De Guindos wants further cuts in health and education spending after his German counterpart, Wolfgang Schaeuble, told him that such a move would enable Germany to support any steps by the European Central Bank to push down Spanish borrowing costs, said the people, who discussed the proposal with the economy minister. They asked not to be named as the discussions were confidential. ECB President Mario Draghi also backs de Guindos’s push, said one of the people.
A spokeswoman for the ECB declined to comment. A spokeswoman for de Guindos said Spain is planning no more cuts and hasn’t been asked to make any. The German Finance Ministry referred to a joint statement published after Schaeuble hosted de Guindos in Berlin on July 24 in which he said bond yields don’t “correspond to the fundamentals of the Spanish economy.”
The past month has seen some evidence of a rapprochement between northern and southern euro members with Schaeuble voicing his support for Spain’s austerity drive after Prime Minister Mariano Rajoy unveiled a fourth package of cuts since taking office in December.
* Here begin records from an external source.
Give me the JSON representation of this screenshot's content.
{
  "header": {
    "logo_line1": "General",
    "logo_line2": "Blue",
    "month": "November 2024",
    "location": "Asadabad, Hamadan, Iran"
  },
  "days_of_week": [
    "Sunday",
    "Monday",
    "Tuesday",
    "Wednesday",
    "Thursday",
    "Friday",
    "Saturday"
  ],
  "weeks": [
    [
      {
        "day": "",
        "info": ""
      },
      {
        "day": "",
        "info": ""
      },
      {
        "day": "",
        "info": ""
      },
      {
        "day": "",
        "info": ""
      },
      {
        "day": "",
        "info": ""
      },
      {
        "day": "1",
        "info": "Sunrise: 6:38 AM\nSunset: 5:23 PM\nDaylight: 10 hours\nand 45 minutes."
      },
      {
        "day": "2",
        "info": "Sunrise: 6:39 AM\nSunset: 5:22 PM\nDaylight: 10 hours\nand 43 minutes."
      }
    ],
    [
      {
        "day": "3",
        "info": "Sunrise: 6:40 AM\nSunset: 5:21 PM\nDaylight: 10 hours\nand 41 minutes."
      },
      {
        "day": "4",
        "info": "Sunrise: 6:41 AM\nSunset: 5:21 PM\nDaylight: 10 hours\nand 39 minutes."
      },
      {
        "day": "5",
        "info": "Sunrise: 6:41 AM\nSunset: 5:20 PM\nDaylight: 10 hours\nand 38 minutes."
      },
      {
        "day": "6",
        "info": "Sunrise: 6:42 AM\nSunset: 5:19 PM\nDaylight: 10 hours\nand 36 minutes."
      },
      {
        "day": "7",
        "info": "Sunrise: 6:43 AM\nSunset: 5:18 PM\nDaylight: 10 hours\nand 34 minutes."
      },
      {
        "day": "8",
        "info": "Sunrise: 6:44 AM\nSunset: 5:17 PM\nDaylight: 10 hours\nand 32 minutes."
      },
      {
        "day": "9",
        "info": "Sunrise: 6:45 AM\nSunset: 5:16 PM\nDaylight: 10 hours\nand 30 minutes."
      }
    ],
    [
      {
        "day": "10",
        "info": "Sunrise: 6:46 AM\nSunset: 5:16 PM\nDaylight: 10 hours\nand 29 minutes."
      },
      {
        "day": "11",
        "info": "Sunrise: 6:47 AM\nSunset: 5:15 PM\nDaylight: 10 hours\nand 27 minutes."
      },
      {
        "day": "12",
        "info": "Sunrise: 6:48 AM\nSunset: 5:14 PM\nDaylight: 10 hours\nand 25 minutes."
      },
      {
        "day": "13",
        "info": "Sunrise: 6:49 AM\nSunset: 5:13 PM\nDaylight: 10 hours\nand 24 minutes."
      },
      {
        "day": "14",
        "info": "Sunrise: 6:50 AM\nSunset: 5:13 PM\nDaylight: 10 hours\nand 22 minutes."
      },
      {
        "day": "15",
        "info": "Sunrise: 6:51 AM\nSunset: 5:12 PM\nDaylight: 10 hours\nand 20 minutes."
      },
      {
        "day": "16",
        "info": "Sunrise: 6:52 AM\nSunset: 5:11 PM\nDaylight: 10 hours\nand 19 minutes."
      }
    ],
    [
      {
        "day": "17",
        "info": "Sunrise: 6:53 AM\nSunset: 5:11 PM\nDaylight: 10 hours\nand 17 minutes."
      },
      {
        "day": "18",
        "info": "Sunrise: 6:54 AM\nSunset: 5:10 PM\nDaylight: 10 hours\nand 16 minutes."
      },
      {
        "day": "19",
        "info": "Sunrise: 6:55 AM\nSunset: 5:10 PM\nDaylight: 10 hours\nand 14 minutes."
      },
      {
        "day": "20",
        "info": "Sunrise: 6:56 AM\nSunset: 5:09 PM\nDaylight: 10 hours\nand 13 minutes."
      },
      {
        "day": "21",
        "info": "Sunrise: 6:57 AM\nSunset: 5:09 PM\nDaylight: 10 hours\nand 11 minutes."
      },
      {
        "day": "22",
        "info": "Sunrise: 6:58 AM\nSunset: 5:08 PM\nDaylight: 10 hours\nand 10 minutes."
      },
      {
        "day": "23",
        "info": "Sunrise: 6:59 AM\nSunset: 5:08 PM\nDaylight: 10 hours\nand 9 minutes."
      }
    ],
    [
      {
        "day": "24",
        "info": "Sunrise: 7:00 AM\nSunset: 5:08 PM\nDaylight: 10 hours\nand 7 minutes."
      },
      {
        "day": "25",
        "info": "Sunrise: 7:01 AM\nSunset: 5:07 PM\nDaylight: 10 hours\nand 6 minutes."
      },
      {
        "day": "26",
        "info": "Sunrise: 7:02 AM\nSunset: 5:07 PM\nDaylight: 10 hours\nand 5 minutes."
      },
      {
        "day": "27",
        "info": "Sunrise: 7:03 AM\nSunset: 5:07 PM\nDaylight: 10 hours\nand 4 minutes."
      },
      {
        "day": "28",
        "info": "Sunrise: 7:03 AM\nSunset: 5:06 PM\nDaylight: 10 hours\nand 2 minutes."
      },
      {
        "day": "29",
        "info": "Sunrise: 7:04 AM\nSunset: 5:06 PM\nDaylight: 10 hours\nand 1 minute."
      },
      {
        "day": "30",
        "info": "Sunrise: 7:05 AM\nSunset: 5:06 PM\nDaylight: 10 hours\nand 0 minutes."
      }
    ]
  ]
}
Italian Prime Minister Mario Monti held talks with Finnish officials in Helsinki today after he met with French President Francois Hollande in Paris yesterday.
The yield on Spanish 10-year bonds dropped more than 100 basis points since reaching a euro-era record last week as Draghi signaled the ECB is preparing action to help. The ECB next meets tomorrow to review policy.
“At face value this is encouraging with regard to the ECB being able to resume its bond purchases as soon as this week,” Ken Wattret, chief European economist at BNP Paribas in London, said of de Guindos in a telephone interview. “But there is still some uncertainty as to how political developments and ECB unconventional measures will fit together.”
Spanish bonds rose today, sending 10-year yields down 8 basis points to 6.67 percent at 2:27 p.m. in Madrid. Italy’s 10-year yield fell 13 basis points to 5.95 percent. The euro was little changed.
Investors are for now looking to Draghi to explain how he will back up his July 26 pledge to do “whatever it takes” to protect the 13-year-old currency union.
De Guindos, who sees Schaeuble regularly at meetings of European finance ministers, sought out his German counterpart after 65 billion euros ($80 billion) of spending cuts and tax increases announced July 11 failed to stem a sell-off in Spanish government bonds.
One of the people who discussed the agreement with de Guindos said that Spain will also have to cut pension entitlements, impose long-term spending controls and meet the budget deficit targets set by the EU to retain German support.
De Guindos’s plans will probably face resistance from Spain’s regional leaders already balking at having to administer the harshest spending cuts in the country’s democratic history. Leaders in Catalonia, the biggest contributor to Spain’s economy, boycotted a meeting with Budget Minister Cristobal Montoro in Madrid yesterday, when they were meant to discuss progress on implementing cuts in the existing program.